Joe’s Special was a mix of ground beef, and eggs, and mushrooms, and spinach, and cheese all mixed up. It was served for dinner.
It was the signature dish of Original Joe’s a restaurant in San Francisco that was as San Francisco as the Golden Gate Bridge and fog. The restaurants, when we went to them, were big booths with dark patent leather upholstery, and a counter that overlooked the kitchen. There were several of them, all different (unlike a modern cookie-cutter chain restaurant) but similar menus.
My mom loved to go to Original Joe’s just for Joe’s Special. It really did look like a mess on a plate. It’s what my parents would refer to as a slumgullian dish (slumgullian technically refers to a type of stew, but Mark Twain called a liquid mix, and later generations just used it to describe any mishmash of odd things combined in a mess on the plate).
The history: In the 1920’s a group of entrepreneurs joined together to open a restaurant that would do exhibition cooking — where the customers could see inside the kitchen. The term “Joe” was a generic name for a good guy and dated back to the wild Barbary Coast days. They opened the first restaurant New Joe’s. (None of the partners were named Joe.)

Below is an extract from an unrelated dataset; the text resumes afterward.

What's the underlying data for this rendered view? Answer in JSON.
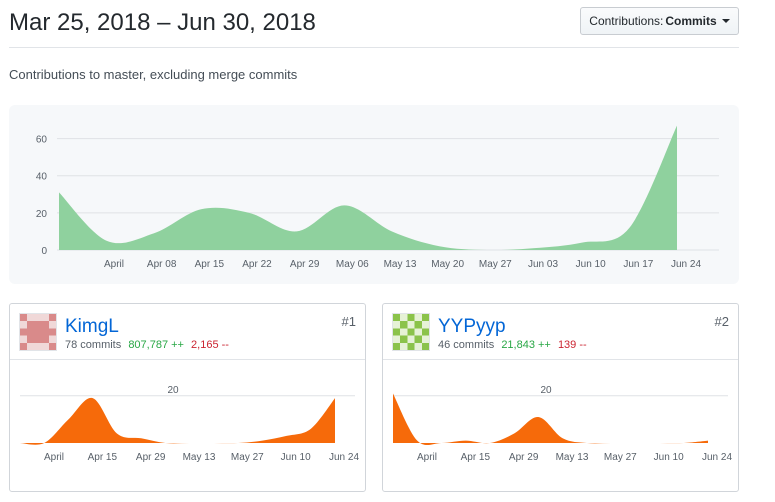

Joe’s Special became their signature dish — with a rather mundane origin story. (Drunk customer came in late at night, wanted a spinach omelet, but wanted some meat in it. All that was left was some hamburger, so it was tossed in the mix. Meh. Whatever.)
New Joe’s had some problems between partners, so Louis Rocca and Ante Rodin (a Croatian immigrant) teamed up and opened a small 14-stool counter restaurant, that later grew to a full dining room, and then to several different spots around town, and later in San Jose. They dubbed their restaurant “Original Joe’s” as a dig on “New Joe’s”.
Theirs became a popular chain featuring Italian-American Cuisine, some variations on the typical/standard hamburger, some other dishes (which I don’t remember) and the slumgullian-y Joe’s Special.
My mother was especially fond of it, and insisted there was “no way to make it at home, right“. <eye roll> “Whatever Mom.” Here is the recipe:
Joe’s Special (serves 2-4)
1 pound ground beef (the menu said ground sirloin)
4 eggs, lightly beaten
1 cup minced up brown button mushrooms
2 cups fresh spinach, chopped, blanched in salted boiling water until limp, drain well
1/4 cup olive oil
1/4 cup cooking sherry
salt/pepper
1/2 cup Romano cheese, grated
Heat olive oil until very hot, add ground beef and cook until crumbled and brown, add mushrooms, sauté for several minutes until they are slightly soft. Add sherry and stir well (the alcohol in the sherry cooks off). Add spinach and stir in spinach and cook until extra liquid is reduced, and spinach is well heated. Turn down heat to medium.
Add eggs and mix them well into the mixture. Cook until firm (not runny). Remove from heat and stir in cheese.
(Note: Swiss chard or kale will also work as a substitute for the spinach.)
Serve with red wine, and sourdough bread.